Apache Beam Testing

So you decided to join the wagon of apache beam. Now that you have written your pipeline, you would like to test it.

Apache beam has a full framework for testing your code. You can test each function, Composites, and even a full pipeline. For the full options see https://beam.apache.org/documentation/pipelines/test-your-pipeline/.

Actually at first it seemed like it is very easy to test data pipelines since they are functional by design. So we have a group of functions where each one has an import and export, so it should be easy to test them.

The Problem

The problem is the evil of functional programing - Side Effects). My pipeline is an ETL that gets information for salesforce (and external api) and transforms the data. There are multiple steps (api calls) to get the data, from description of the data to polling count, and then actual jobs and downloads.

Since Apache Beam transformations are stateless, the implementation is in each transformation. From within each transformation we have access to the runtime Options parameters of the pipeline. So within each transformation we create the connection object and connect to the external API.

For the code this is all very nice, but for testing we need to mock the connection object. Since this object is created in the transformation object we don’t have a way to mock the object.

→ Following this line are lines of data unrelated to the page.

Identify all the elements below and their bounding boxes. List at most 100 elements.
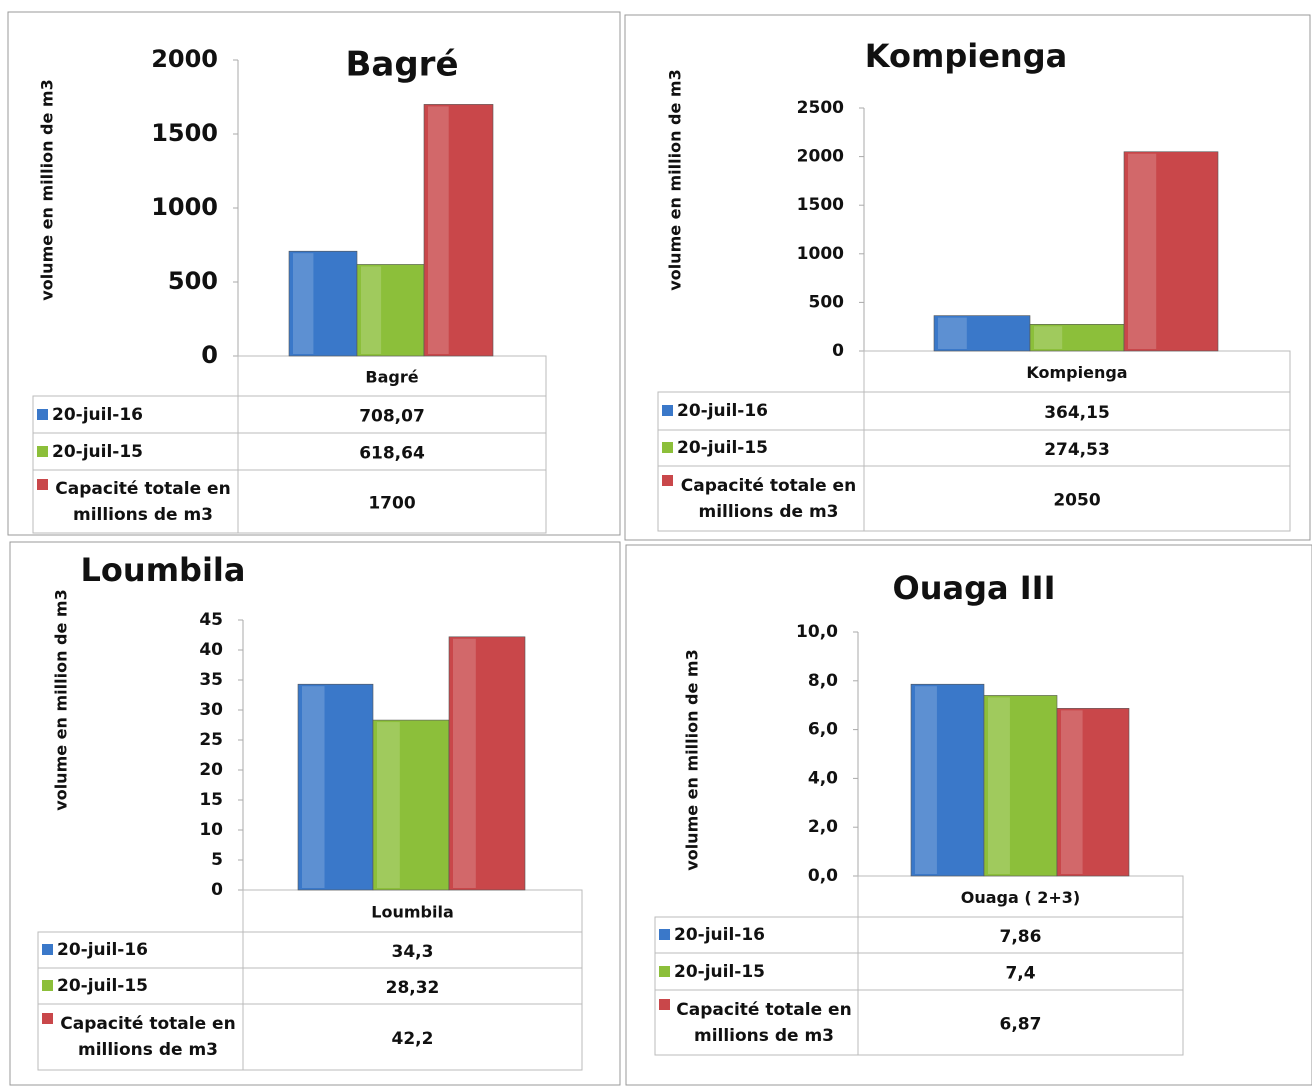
bar	[983, 695, 1058, 877]
legend-label: Capacité totale en millions de m3	[659, 990, 854, 1055]
bar	[288, 250, 358, 357]
bar-highlight	[453, 638, 476, 888]
bar	[297, 683, 374, 891]
chart-title: Kompienga	[865, 37, 1067, 75]
bar-highlight	[293, 253, 314, 354]
category-label: Loumbila	[371, 903, 453, 922]
table-cell	[863, 465, 1291, 532]
bar-highlight	[428, 106, 449, 355]
y-tick-label: 10,0	[796, 622, 838, 642]
data-label: 274,53	[1044, 440, 1110, 460]
bar	[1123, 151, 1219, 352]
legend-text: Capacité totale en millions de m3	[676, 999, 852, 1046]
legend-swatch	[42, 944, 53, 955]
y-tick-label: 25	[199, 730, 223, 750]
bar-highlight	[938, 317, 967, 349]
data-label: 7,4	[1005, 964, 1035, 984]
legend-entry: 20-juil-16	[37, 396, 234, 433]
legend-swatch	[662, 475, 673, 486]
bar-highlight	[915, 686, 937, 874]
bar	[448, 636, 526, 891]
legend-label: 20-juil-16	[37, 396, 234, 433]
legend-text: 20-juil-15	[57, 976, 149, 996]
bar	[1056, 708, 1130, 877]
legend-text: Capacité totale en millions de m3	[680, 475, 857, 522]
y-axis-label: volume en million de m3	[38, 79, 57, 300]
data-label: 2050	[1053, 491, 1100, 511]
y-tick-label: 6,0	[808, 720, 838, 740]
table-cell	[857, 989, 1184, 1056]
data-label: 708,07	[359, 407, 425, 427]
table-cell	[237, 469, 547, 534]
y-tick-label: 2500	[797, 98, 844, 118]
legend-text: 20-juil-16	[57, 940, 149, 960]
y-tick-label: 1000	[797, 244, 844, 264]
y-axis-label: volume en million de m3	[683, 649, 702, 870]
legend-swatch	[659, 999, 670, 1010]
legend-entry: 20-juil-15	[659, 961, 766, 982]
legend-entry: Capacité totale en millions de m3	[42, 1013, 236, 1060]
data-label: 42,2	[392, 1029, 434, 1049]
y-tick-label: 2000	[797, 147, 844, 167]
bar	[356, 264, 425, 357]
y-tick-label: 1000	[151, 193, 218, 221]
legend-text: Capacité totale en millions de m3	[60, 1014, 236, 1060]
legend-swatch	[37, 408, 48, 420]
table-cell	[242, 1003, 583, 1071]
legend-label: Capacité totale en millions de m3	[662, 466, 860, 531]
data-label: 6,87	[1000, 1015, 1042, 1035]
y-tick-label: 500	[168, 267, 218, 295]
legend-text: Capacité totale en millions de m3	[55, 478, 231, 525]
bar	[1029, 324, 1125, 352]
data-label: 34,3	[392, 942, 434, 962]
legend-entry: 20-juil-16	[662, 392, 860, 430]
legend-text: 20-juil-15	[674, 961, 766, 982]
panel-border	[7, 11, 621, 536]
bar-highlight	[1128, 153, 1157, 349]
legend-swatch	[662, 405, 673, 416]
legend-label: Capacité totale en millions de m3	[37, 470, 234, 533]
y-tick-label: 35	[199, 670, 223, 690]
data-label: 1700	[368, 494, 415, 514]
category-label: Bagré	[365, 368, 418, 387]
legend-swatch	[659, 929, 670, 940]
panel-border	[624, 14, 1311, 541]
bar-highlight	[1061, 710, 1083, 874]
y-tick-label: 4,0	[808, 768, 838, 788]
y-axis-label: volume en million de m3	[666, 69, 685, 290]
data-label: 618,64	[359, 444, 425, 464]
y-tick-label: 1500	[151, 119, 218, 147]
data-label: 7,86	[1000, 927, 1042, 947]
legend-label: 20-juil-16	[42, 932, 239, 968]
data-label: 28,32	[386, 978, 440, 998]
y-tick-label: 2,0	[808, 817, 838, 837]
legend-label: 20-juil-16	[662, 392, 860, 430]
chart-title: Bagré	[345, 45, 458, 85]
y-tick-label: 0	[832, 341, 844, 361]
legend-entry: 20-juil-15	[42, 976, 149, 996]
legend-entry: 20-juil-16	[42, 932, 239, 968]
y-tick-label: 1500	[797, 195, 844, 215]
legend-entry: Capacité totale en millions de m3	[37, 470, 234, 533]
y-tick-label: 0	[201, 341, 218, 369]
legend-label: 20-juil-15	[37, 433, 234, 470]
legend-label: 20-juil-16	[659, 917, 854, 953]
y-tick-label: 45	[199, 610, 223, 630]
y-tick-label: 40	[199, 640, 223, 660]
legend-text: 20-juil-16	[674, 925, 766, 945]
legend-entry: 20-juil-16	[659, 917, 854, 953]
panel-border	[9, 541, 621, 1086]
bar-highlight	[302, 686, 325, 888]
category-label: Ouaga ( 2+3)	[961, 888, 1080, 907]
legend-entry: Capacité totale en millions de m3	[662, 466, 860, 531]
y-tick-label: 30	[199, 700, 223, 720]
legend-swatch	[37, 479, 48, 490]
y-tick-label: 500	[809, 292, 845, 312]
bar	[423, 104, 494, 357]
data-label: 364,15	[1044, 403, 1110, 423]
chart-title: Loumbila	[81, 551, 246, 589]
legend-text: 20-juil-15	[677, 438, 769, 458]
y-tick-label: 20	[199, 760, 223, 780]
legend-text: 20-juil-16	[52, 404, 144, 425]
legend-swatch	[42, 980, 53, 991]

The standard way would be to use a dependency injection, but we don’t have an IOC framework for this. For those in scala there is the cake pattern , but it is very complicated and does not apply to java.

Options - IOC

Since we have the options class that is part of the pipeline framework, and we have access to it in all transformations, we will use it as our injector framework.

Options do not have to be only primitive types, they can be complex type that even include factory methods for creating them.

So, on our options interface we will add the following object:

public interface Options extends DataflowPipelineOptions {
   ...
   void setExternalServices(ExternalServices value);

   @Default.InstanceFactory(ExternalServices.ExternalServicesFactory.class)
   @JsonIgnore
   ExternalServices getExternalServices();
}

The object itself, will hold the reference to the external API services, and this class also has access to the options to get all parameters to initialize the connection.

public class ExternalServices {
   private Options options;
   private AppCredential appCredential;
   private BigQueryService bigQueryService;
   private SalesforceCredentials salesforceCredentials;
   private SalesforceUtils salesforceUtils;

   public ExternalServices(final Options options) {
       this.options = options;
   }

   public AppCredential getAppCredential() {
       if (appCredential == null) {
           appCredential = new AppCredential(options.getP12KFileName(), options.getServiceAccountId());
       }
       return appCredential;
   }

   @VisibleForTesting
   public void setAppCredential(AppCredential appCredential) {
       this.appCredential = appCredential;
   }

...

   /**
    * A {@link ExternalServicesFactory} able to create a {@link ExternalServices} using
    * any transport flags specified on the {@link PipelineOptions}.
    */
   public static class ExternalServicesFactory implements DefaultValueFactory<ExternalServices> {
       /**
        * Returns an instance of {@link GcpProjectUtil} based on the
        * {@link PipelineOptions}.
        */
       @Override
       public ExternalServices create(PipelineOptions options) {
           LoadSalesforceData.Options pipelineOptions = options.as(LoadSalesforceData.Options.class);
           return new ExternalServices(pipelineOptions);
       }
   }
}

External settings of the API services can be done via testing only, by adding the VisibleForTesting annotation.

Now code in my application will look like:

final SalesforceCredentials salesforceCredentials = options.getExternalServices().getSalesforceCredentials();

So code in my testing will look like:

BigQueryService bigQueryService = Mockito.mock(BigQueryService.class);
Mockito.when(bigQueryService.getDatasetId()).thenReturn("salesforce");
opts.getExternalServices().setBigQueryService(bigQueryService);

As you can see we have managed to mock out the classes that send external API requests, and we can now fully test our pipeline.